Trae Young stared down the rim after heaving a 32-foot stepback jumper with less than 50 seconds left in Atlanta’s playoff matchup against New York in Madison Square Garden.
The Hawks were up 12 and held a 3-1 series advantage over the Knicks. All signs heading into the closing minute of the game 5 matchup pointed toward Atlanta moving on to the Eastern Conference Semifinals, but Young’s final jumpshot of the night looked to be the dagger that sent New York home.
And it was. The former OU standout sank the 3-pointer, all but ensuring the Hawks’ eventual 103-89 win on June 2. Young then turned and faced the Knicks crowd — which made an effort to trash talk Young all series long — and gave them an emphatic bow before getting back to his side of the court.
The moment created a villainous reputation for Young as Atlanta’s playoff run began. The Hawks went on to down the 76ers in seven games in round two, and Young’s tendencies to shush and gesture to fans in Philadelphia only grew his heel turn. But this behavior isn’t anything new for Young. Those close to the 22-year-old say he’s always been this way.
“He’s been getting stuff from crowds since he was probably a sophomore,” said Bryan Merritt, Young’s head coach at Norman North High School. “When you start talking to him and he takes it as a personal challenge, you’re in trouble. That just gives him more energy.”
During a road game against Norman High in his senior year, Young dribbled the ball in between the defender's legs and caught it on the other end. He would proceed to hit a three and balloon Norman North’s lead late in the game. Afterward, Young took a bow.
“We had some tough road games in high school,” said Jalen Crutchfield, a childhood friend and former Norman North teammate of Young’s. “They would heckle Trae a lot. He was always the villain ahead of every big road game, so he’s embraced that role really well.”
While the crowd sizes for amateur games are drastically different compared to Madison Square Garden, Merritt said having an arena packed full of people who are booing and chanting vulgar words is something that Young has been dealing with since he was 15 years old.
Even though Young’s viewed as a villain on the court, many view Young as a hero off of it.

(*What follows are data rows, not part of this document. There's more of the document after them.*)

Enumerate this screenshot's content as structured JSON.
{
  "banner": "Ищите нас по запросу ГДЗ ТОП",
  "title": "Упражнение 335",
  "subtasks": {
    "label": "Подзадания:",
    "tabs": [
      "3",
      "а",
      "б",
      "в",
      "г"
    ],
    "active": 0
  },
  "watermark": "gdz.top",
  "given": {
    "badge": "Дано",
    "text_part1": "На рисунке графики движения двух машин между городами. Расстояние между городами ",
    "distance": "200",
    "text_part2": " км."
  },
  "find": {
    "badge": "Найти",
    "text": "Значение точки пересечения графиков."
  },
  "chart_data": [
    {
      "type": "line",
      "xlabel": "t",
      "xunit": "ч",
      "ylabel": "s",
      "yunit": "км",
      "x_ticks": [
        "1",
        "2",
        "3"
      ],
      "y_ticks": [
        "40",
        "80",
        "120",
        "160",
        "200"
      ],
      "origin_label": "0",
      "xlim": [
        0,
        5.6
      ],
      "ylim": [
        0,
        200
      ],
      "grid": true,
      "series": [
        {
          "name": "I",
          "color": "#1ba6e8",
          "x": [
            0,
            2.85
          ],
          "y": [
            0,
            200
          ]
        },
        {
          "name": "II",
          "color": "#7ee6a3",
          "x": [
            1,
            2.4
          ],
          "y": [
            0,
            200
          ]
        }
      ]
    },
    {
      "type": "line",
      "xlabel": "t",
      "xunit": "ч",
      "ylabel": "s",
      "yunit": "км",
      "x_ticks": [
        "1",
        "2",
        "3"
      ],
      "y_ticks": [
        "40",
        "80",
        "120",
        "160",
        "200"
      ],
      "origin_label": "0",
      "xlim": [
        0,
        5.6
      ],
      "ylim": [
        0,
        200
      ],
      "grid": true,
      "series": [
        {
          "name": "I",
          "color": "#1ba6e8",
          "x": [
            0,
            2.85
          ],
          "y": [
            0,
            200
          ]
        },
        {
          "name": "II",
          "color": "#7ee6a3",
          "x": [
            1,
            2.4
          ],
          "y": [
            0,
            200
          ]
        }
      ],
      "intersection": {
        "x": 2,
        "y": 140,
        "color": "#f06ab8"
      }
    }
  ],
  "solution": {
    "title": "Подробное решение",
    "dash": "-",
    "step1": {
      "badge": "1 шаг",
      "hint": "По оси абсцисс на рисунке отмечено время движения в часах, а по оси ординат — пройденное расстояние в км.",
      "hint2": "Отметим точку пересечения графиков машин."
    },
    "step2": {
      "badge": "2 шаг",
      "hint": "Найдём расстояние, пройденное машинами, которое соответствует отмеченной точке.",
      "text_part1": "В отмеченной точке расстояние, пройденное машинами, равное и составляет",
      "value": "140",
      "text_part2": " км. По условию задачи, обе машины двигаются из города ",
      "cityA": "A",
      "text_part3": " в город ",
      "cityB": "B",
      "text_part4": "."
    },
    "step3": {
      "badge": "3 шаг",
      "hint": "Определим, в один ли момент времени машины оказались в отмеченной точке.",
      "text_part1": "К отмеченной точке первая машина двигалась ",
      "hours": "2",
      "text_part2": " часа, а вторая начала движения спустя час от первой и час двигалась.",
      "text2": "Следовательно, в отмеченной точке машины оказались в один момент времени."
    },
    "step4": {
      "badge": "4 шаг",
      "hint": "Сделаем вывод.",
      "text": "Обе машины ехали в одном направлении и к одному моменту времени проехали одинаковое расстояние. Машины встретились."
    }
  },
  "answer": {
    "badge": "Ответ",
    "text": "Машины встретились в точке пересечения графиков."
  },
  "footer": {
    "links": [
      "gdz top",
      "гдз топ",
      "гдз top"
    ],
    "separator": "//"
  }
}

Mostly because of his willingness to give back to the Norman community.
Young, who averaged 27.4 points and 8.7 assists in 32 games with the Sooners, oversaw the creation of the Young Family Athletic Center, a sports facility located in Norman that will help give residents a place to play recreational sports in Norman. The Young family donated $4 million to the city in 2020 to help start up the facility and announced the center is breaking ground Wednesday.
A popular chant heard against Young during Atlanta’s playoff run involved his hair, which Merritt and Crutchfield say is something Young has heard since high school. Still, that taunt stands out to them.

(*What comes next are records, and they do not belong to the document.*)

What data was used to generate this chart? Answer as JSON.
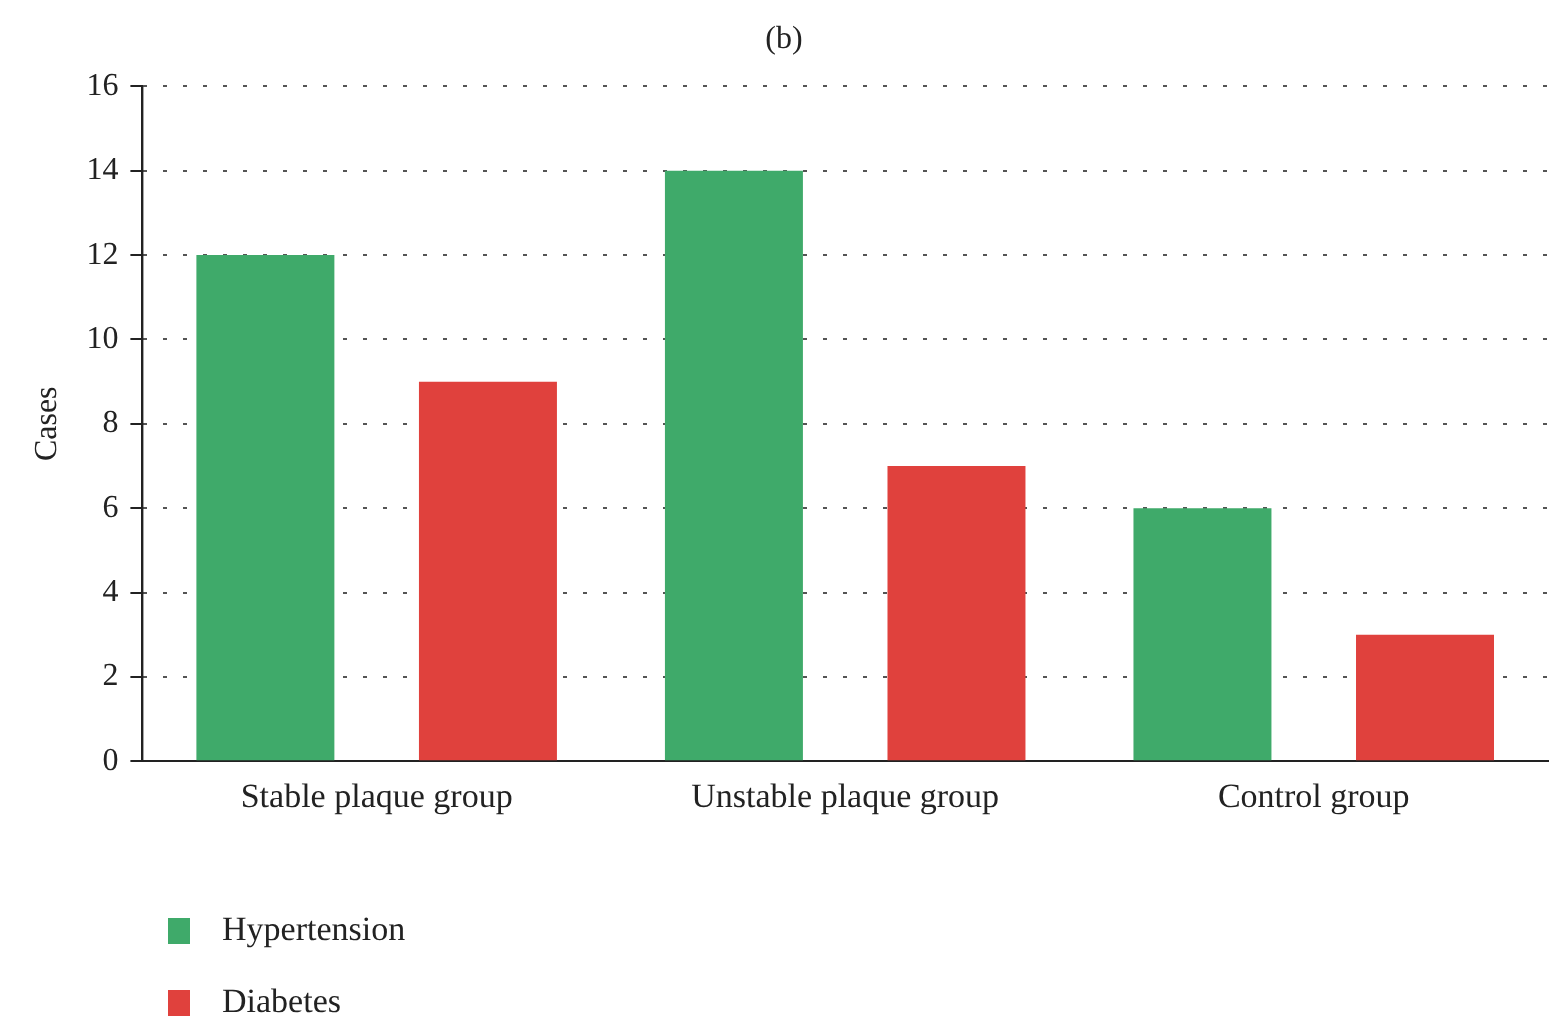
{
  "chart_data": {
    "type": "bar",
    "title": "(b)",
    "ylabel": "Cases",
    "categories": [
      "Stable plaque group",
      "Unstable plaque group",
      "Control group"
    ],
    "series": [
      {
        "name": "Hypertension",
        "color": "#3faa6a",
        "values": [
          12,
          14,
          6
        ]
      },
      {
        "name": "Diabetes",
        "color": "#e0413d",
        "values": [
          9,
          7,
          3
        ]
      }
    ],
    "ylim": [
      0,
      16
    ],
    "yticks": [
      0,
      2,
      4,
      6,
      8,
      10,
      12,
      14,
      16
    ],
    "grid": "y",
    "legend": "bottom left"
  }
}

“The bald headed chants,” Crutchfield said. “That was the worst one.”
Despite chants getting more ruthless as Young continues his playing career, Merritt and Crutchfield said Young does not shy away from them. Instead, he embraces the chants to give him an extra boost of energy.

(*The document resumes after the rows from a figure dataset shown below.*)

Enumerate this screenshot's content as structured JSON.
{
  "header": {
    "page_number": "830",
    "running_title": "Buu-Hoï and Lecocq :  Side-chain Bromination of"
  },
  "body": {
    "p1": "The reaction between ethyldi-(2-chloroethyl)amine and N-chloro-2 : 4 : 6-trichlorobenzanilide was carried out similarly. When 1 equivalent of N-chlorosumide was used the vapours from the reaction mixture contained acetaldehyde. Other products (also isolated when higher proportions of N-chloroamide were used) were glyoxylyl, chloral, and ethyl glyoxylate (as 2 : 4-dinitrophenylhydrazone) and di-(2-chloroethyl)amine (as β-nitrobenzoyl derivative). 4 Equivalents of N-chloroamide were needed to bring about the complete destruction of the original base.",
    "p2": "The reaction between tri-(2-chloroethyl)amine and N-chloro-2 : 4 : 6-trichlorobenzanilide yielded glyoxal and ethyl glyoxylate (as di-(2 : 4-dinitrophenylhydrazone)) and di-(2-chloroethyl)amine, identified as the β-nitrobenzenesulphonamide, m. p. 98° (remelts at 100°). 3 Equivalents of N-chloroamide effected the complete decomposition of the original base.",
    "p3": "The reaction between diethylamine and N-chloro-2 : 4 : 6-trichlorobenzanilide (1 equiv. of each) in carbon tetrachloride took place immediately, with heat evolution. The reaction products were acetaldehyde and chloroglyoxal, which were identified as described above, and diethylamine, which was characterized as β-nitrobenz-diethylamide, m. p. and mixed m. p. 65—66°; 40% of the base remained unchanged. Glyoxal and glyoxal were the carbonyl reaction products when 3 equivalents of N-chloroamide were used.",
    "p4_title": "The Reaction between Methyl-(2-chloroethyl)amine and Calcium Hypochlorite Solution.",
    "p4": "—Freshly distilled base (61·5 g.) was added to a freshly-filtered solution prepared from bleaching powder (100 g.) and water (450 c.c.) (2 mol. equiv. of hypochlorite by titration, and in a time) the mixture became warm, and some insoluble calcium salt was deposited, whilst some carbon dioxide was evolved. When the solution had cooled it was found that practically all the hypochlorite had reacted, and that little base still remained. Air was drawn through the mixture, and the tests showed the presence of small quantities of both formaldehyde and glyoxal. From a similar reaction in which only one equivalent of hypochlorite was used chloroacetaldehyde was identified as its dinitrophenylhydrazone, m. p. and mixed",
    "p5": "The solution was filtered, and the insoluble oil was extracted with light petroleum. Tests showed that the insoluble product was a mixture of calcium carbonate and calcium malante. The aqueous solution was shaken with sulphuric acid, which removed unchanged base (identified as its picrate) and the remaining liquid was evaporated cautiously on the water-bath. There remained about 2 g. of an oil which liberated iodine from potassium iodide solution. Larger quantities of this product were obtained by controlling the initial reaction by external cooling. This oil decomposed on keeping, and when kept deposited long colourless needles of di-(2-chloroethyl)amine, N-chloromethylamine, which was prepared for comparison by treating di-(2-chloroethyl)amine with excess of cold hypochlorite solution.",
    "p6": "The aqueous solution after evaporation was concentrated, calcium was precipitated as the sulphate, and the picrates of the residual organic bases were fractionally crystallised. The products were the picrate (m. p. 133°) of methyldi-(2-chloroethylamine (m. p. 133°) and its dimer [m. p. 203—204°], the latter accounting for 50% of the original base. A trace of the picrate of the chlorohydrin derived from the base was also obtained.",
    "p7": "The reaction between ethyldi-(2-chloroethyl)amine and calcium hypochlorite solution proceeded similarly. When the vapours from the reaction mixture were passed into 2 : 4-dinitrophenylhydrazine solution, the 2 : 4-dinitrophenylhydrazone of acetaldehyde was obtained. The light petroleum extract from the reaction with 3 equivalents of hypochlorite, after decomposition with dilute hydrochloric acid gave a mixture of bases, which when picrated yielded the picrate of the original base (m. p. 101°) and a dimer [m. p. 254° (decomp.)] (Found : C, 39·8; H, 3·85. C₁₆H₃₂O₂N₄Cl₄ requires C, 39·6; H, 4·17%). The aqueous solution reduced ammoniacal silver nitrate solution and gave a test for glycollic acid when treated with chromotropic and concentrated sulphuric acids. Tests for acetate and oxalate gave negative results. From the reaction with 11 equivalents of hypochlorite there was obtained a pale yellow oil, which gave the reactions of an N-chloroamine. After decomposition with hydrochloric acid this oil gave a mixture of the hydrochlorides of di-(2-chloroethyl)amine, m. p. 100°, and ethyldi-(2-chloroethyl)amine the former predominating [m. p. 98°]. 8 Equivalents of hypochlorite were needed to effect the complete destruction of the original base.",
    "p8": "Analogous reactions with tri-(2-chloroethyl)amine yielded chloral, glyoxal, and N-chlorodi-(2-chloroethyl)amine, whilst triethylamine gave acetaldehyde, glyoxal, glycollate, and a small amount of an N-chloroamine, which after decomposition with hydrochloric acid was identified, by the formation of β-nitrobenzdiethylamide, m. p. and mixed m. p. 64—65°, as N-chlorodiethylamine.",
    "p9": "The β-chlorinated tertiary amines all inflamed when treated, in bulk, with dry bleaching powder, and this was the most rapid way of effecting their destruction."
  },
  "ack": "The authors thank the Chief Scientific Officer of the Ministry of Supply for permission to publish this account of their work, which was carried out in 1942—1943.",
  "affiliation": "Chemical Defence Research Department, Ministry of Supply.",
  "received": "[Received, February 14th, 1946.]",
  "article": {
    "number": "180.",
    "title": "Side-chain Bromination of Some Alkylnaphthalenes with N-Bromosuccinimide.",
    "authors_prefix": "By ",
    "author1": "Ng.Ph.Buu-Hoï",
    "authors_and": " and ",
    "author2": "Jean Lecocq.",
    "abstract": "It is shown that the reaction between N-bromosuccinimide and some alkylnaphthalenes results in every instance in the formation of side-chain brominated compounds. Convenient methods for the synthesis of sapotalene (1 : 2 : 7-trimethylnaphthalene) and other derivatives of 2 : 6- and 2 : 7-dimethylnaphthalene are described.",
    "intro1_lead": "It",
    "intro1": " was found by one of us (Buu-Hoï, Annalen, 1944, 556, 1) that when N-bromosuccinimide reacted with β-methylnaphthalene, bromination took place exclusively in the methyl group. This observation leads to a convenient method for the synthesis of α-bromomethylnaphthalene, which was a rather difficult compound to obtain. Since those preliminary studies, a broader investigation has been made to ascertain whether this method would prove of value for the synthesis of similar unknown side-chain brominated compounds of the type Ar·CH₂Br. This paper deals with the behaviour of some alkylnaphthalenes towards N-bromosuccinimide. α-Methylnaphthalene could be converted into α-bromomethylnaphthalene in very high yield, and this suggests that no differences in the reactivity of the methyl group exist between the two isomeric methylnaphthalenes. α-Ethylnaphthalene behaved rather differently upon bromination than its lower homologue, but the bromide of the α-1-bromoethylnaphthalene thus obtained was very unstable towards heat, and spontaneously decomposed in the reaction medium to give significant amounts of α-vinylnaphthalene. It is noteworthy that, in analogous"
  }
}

“That stuff does not bother him at all,” Merritt said. “The best way to get to him is to just not talk to him and just have the atmosphere blah and just kind of dull.
“I actually think he probably likes playing on the road, even more so than playing at home. He's got supreme confidence. He's not scared to fail. So he's not worried about somebody talking in the stands, you know, he knows they can't come down there and play.”
Atlanta’s championship hopes came to an end with a 4-1 series loss to Milwaukee in the Eastern Conference Finals. However, Young left his mark in the playoffs. He averaged 28.8 points and 9.5 assists in 16 playoff games, and his surprise run to the Eastern Conference Finals even caught Young’s old high school teammates and coach by surprise.
As Young improves, the boos will grow louder. But Young’s old high school circle thinks he is more than prepared to handle the antagonism that comes with being one of the more promising players in the league who isn’t afraid to talk back.
“Anybody that’s a competitor loves sticking it to the other guy’s face,” Merritt said.